Di Grégorio officiellement inculpé

BELGA Publié le - Mis à jour le

Cyclisme

Le coureur français de l'équipe Cofidis Rémy Di Grégorio a été inculpé jeudi après-midi à Marseille pour détention de matériel prohibé, a annoncé son avocat Me Dominique Mattei.

"Il est mis en examen (inculpé) pour détention de produits réputés dopants", a-t-il dit à la sortie du tribunal de grande instance (TGI) où le cycliste avait été transféré dans la matinée, après avoir passé près de 48 heures en garde à vue.

Le chef de mise en examen retenu par le parquet est la "détention d'un procédé interdit sans justification médicale".

Le procédé en question est un "kit d'injection de glucose", a précisé le procureur de la République de Marseille Jacques Dallest lors d'une conférence de presse jeudi matin. Selon M. Dallest, le coureur a apporté ce kit à un naturopathe de 75 ans, dont le cabinet se trouve à Marseille et qui a pratiqué l'injection.

La détention, sans justification, d'un tel kit est passible d'un an d'emprisonnement et 3.750 euros d'amende, a relevé M. Dallest, en soulignant que le parquet avait requis le contrôle judiciaire de Rémy Di Grégorio.

"Quelle est la frontière entre une préparation physique performante telle qu'elle est conseillée par des praticiens et le dopage, ce sont donc les expertises qui détermineront cela", a réagi Me Dominique Mattei, évoquant des "traitements homéopathiques".

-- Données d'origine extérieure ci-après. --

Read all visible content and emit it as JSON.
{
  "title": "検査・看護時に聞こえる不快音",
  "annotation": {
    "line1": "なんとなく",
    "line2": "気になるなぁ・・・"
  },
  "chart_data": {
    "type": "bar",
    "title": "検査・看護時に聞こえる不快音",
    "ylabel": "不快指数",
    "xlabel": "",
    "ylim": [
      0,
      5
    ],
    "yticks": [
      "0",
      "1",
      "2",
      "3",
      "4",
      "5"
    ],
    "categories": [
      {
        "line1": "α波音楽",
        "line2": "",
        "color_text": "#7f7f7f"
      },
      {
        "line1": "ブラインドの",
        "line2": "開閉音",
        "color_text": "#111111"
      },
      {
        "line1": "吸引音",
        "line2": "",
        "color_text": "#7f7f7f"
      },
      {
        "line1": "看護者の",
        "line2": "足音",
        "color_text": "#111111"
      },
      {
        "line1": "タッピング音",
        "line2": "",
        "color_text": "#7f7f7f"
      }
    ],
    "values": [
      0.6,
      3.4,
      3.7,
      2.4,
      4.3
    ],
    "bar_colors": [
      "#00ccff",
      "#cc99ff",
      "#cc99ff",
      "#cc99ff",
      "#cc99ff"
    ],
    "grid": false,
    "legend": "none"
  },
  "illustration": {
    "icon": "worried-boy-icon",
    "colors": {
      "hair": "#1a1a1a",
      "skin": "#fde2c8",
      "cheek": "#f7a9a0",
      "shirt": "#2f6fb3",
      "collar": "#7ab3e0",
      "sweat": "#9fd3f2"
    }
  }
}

"Ce qui est très regrettable, c'est que M. Di Grégorio a été suspendu du Tour de France alors qu'il n'y aucune certitude qu'il ait pris des produits dopants", a-t-il déploré.

Le naturopathe a quant à lui admis aux gendarmes lui avoir fait des transfusions sanguines, selon le parquet. Il devait être mis en examen pour "administration à un sportif de substance ou procédé interdit", ce qui est puni de 5 ans d'emprisonnement.

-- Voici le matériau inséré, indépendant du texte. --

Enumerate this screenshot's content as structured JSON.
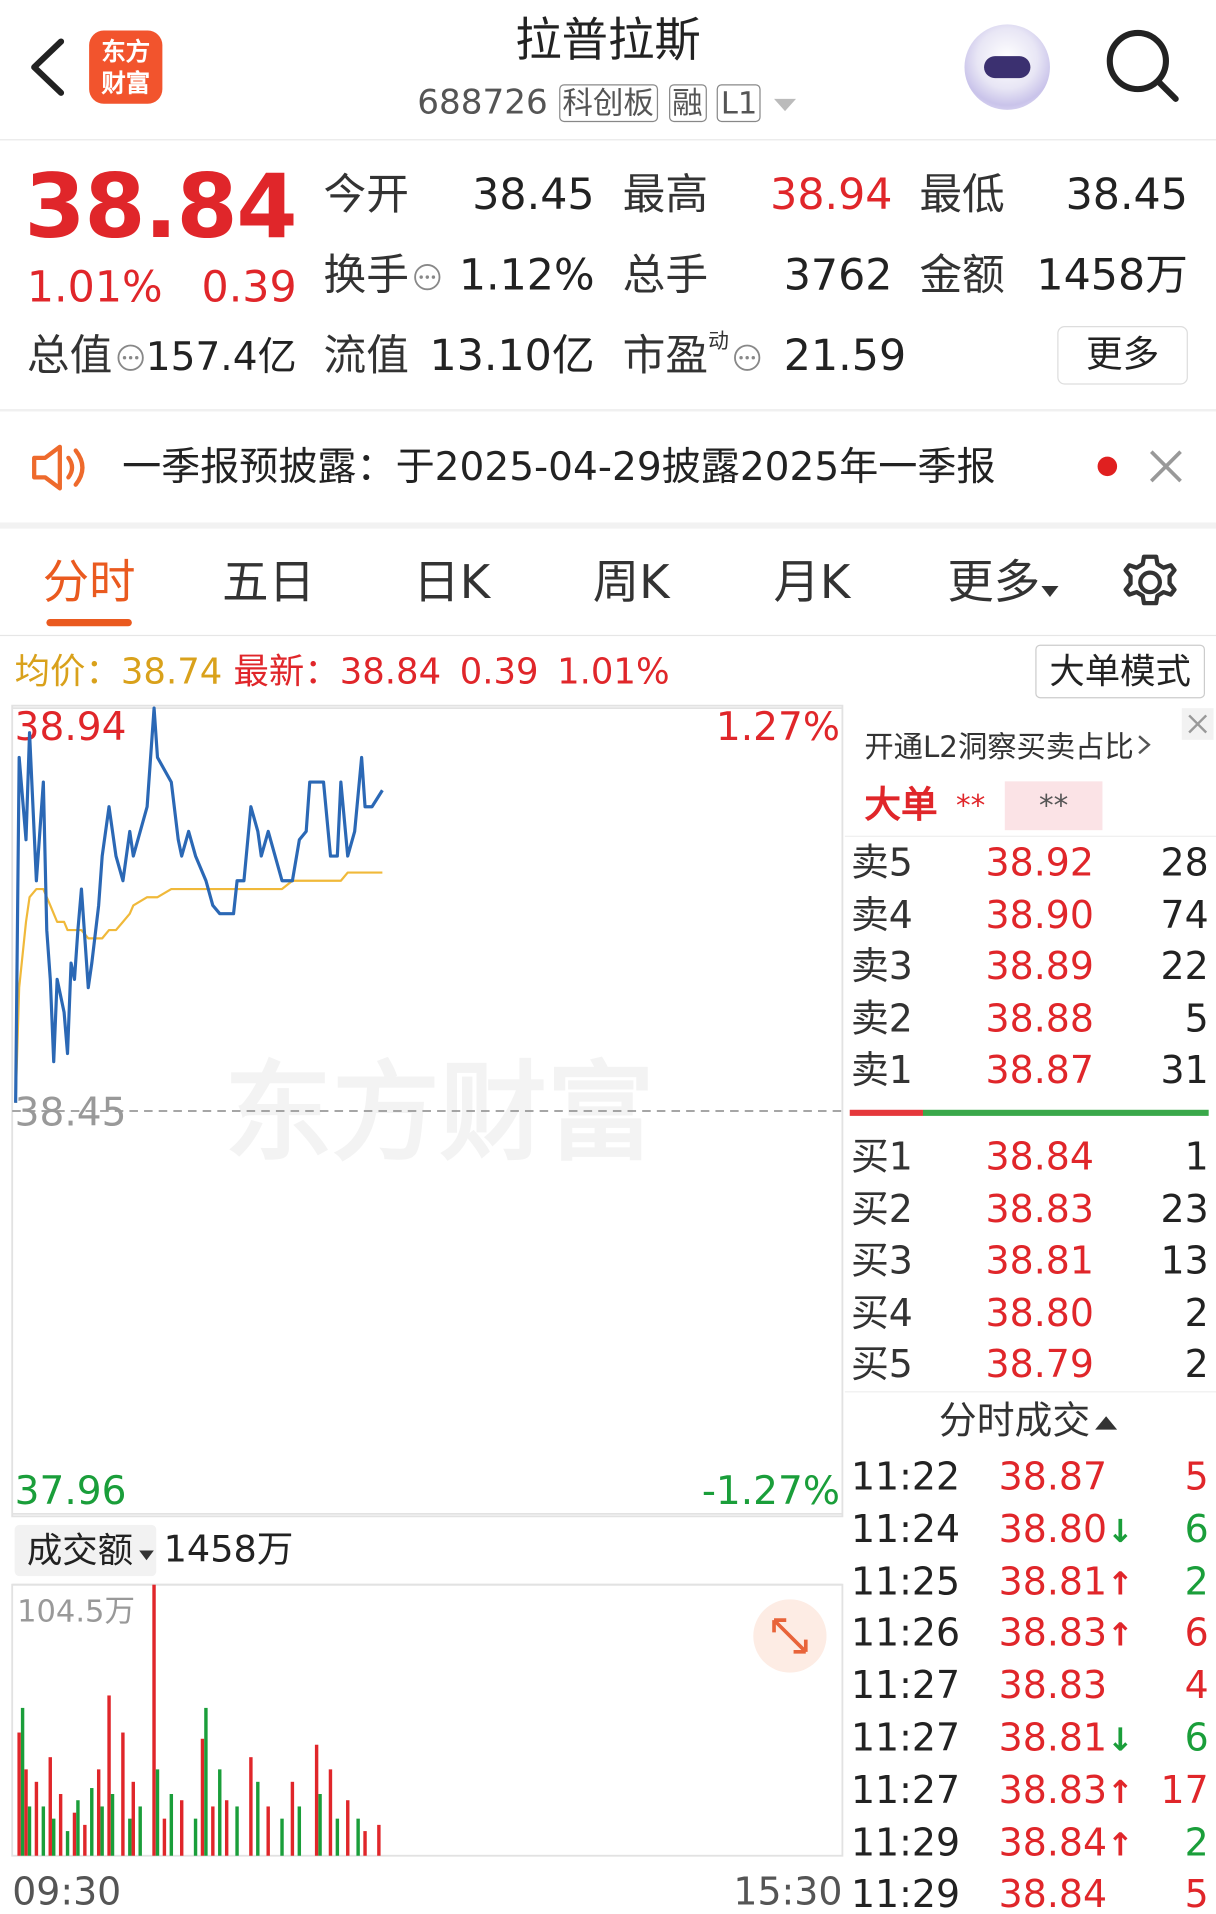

Rémy Di Grégorio était déjà dans le collimateur de la justice lorsque l'information judiciaire contre X a été ouverte le 28 juin 2011, mais "aucun élément probant" n'avait pu sortir de cette première phase. L'enquête, qui n'avait pas été close, a été "réactivée au printemps". Ces éléments ont abouti à son interpellation mardi à Bourg-en-Bresse (centre-est) sur le Tour de France.